A IA ajuda paleontólogos a identificar dinossauros por suas pegadas fossilizadas
Paleontologia e inteligência artificial: uma nova visão sobre as pegadas de dinossauros
Os paleontólogos estudam não apenas os esqueletos, mas também as “pegadas vivas” – rastros fossilizados da atividade dos animais pré-históricos. No entanto, reconhecer esses rastros pode ser difícil: eles costumam estar borrados, agrupados ou cobertos por rochas sedimentares, o que torna quase impossível identificar com precisão quem os deixou.
Pesquisadores alemães resolveram esse problema usando inteligência artificial. Eles carregaram no sistema quase 2.000 imagens de pegadas de dinossauros, abrangendo 150 milhões de anos da história da Terra, e treinaram um algoritmo para extrair oito características-chave das impressões. Esses parâmetros permitem não apenas determinar a espécie do animal, mas também reconstruir detalhes de seu movimento.

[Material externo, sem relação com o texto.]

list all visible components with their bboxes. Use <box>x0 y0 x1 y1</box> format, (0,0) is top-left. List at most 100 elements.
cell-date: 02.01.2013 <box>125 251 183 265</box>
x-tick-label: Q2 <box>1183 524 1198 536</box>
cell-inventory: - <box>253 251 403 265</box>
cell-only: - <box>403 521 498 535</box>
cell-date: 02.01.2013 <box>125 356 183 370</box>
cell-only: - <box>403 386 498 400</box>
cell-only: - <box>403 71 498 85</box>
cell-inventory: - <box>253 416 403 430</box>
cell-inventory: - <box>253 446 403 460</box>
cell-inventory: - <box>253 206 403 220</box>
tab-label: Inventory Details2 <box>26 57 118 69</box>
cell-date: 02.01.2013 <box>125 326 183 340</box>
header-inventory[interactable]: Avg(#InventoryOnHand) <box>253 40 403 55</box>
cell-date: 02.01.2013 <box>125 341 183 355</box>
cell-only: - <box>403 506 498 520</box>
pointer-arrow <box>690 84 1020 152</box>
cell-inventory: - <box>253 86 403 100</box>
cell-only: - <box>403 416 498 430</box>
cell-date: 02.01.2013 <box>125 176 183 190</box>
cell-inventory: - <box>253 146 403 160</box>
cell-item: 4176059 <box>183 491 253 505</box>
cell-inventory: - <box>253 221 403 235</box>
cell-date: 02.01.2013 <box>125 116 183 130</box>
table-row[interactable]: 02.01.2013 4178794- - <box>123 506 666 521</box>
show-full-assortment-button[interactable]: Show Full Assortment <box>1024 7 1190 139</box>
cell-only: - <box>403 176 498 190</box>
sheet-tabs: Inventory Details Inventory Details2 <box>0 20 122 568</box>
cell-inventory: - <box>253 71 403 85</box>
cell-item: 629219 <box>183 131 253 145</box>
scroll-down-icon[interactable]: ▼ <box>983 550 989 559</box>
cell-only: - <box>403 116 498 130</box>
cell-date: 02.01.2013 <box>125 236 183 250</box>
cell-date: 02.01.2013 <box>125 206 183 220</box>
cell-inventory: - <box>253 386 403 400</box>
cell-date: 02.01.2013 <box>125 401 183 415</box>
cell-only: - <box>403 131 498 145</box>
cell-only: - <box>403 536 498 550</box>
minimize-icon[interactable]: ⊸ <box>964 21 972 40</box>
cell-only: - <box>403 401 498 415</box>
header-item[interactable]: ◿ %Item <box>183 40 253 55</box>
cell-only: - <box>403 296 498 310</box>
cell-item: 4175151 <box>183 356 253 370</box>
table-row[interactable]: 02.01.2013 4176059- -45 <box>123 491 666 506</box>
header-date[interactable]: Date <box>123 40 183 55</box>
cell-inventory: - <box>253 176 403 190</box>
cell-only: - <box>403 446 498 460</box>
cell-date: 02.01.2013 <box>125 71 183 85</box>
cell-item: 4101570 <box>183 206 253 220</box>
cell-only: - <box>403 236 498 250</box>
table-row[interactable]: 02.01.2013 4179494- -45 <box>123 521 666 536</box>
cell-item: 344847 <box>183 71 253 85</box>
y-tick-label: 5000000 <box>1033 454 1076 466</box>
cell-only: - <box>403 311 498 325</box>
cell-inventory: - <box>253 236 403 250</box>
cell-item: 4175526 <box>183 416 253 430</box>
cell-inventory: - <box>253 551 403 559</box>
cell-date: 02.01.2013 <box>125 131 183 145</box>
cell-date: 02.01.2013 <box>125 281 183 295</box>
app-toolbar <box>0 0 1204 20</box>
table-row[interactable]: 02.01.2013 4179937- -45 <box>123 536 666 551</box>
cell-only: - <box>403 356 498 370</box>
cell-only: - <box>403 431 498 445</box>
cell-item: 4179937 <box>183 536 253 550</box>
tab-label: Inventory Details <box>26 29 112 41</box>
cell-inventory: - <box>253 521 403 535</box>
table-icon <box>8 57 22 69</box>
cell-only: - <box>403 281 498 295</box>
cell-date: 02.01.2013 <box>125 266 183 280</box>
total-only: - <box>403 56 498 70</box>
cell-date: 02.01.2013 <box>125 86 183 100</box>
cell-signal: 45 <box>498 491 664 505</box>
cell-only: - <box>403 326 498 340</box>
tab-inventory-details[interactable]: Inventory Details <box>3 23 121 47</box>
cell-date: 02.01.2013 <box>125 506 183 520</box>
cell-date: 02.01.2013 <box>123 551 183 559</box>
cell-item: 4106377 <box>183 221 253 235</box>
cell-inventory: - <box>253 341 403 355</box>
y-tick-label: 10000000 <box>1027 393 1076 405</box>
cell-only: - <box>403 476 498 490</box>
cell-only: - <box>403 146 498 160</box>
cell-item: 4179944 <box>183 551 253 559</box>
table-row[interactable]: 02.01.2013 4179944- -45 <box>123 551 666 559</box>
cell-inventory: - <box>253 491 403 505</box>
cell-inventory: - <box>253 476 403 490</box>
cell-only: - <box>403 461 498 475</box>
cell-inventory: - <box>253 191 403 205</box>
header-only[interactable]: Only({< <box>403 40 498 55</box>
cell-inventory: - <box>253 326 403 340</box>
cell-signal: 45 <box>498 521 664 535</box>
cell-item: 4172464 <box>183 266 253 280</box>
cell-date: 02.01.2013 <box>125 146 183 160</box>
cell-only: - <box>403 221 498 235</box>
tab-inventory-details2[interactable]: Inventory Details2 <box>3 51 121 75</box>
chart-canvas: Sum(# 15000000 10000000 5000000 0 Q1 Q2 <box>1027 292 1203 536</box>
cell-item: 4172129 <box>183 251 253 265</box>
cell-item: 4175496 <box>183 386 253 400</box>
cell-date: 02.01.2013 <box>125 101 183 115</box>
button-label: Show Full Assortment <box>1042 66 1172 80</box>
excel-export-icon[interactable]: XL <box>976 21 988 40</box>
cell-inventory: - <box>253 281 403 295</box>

O que exatamente o IA considerou?
CaracterísticaDescriçãoCarga total de peso sobre a pegadaQuanto peso o dinossauro exercia ao caminharForma e área de contatoComo a extremidade tocava a superfíciePosicionamento do corpo durante o movimentoEquilíbrio e distribuição da massaDistância entre os dedosLargura do pé, importante para identificar a espécieAfixação dos dedos no péEstrutura do “calcanhar” e seu impacto na pegadaPosição do calcanhar e grau de pressãoQuão forte era a pressão na parte traseira da pernaEquilíbrio de pressão ponta‑pé‑calcanharDistribuição de peso entre a frente e a parte traseiraDiferenças entre o lado esquerdo e direitoComparação das formas da pegada direita e esquerda
Por que isso é importante?
Antes do uso da IA, a maioria das pegadas só podia ser identificada com alto grau de incerteza. A abordagem clássica levava em conta inúmeras variáveis: tipo de movimento, umidade do solo, sua estrutura, além da cobertura prolongada por rochas sedimentares e posterior erosão. Tudo isso cria uma tarefa “detetive” complexa.
Com o novo algoritmo, os cientistas obtiveram a “sapato tecnológico de Cinderela” – uma ferramenta que permite correlacionar as pegadas com espécies específicas de dinossauros com maior precisão. Isso é especialmente valioso porque o esqueleto de um animal específico raramente está próximo das suas impressões.
Resultados práticos
Um dos exemplos mais marcantes são as pegadas de um dinossauro de três patas, encontradas na África do Sul e datadas de cerca de 210 milhões de anos atrás. Antes, acreditava-se que os ancestrais das aves modernas surgiram apenas cerca de 60 milhões de anos depois. A IA confirmou a hipótese de que esses pequenos trípodes poderiam realmente ser parentes primitivos dos pássaros, revisando assim as datas da evolução das características avianas.
Assim, a inteligência artificial não só acelera a análise das pegadas – ela abre novos horizontes na compreensão do comportamento e biologia dos seres pré-históricos.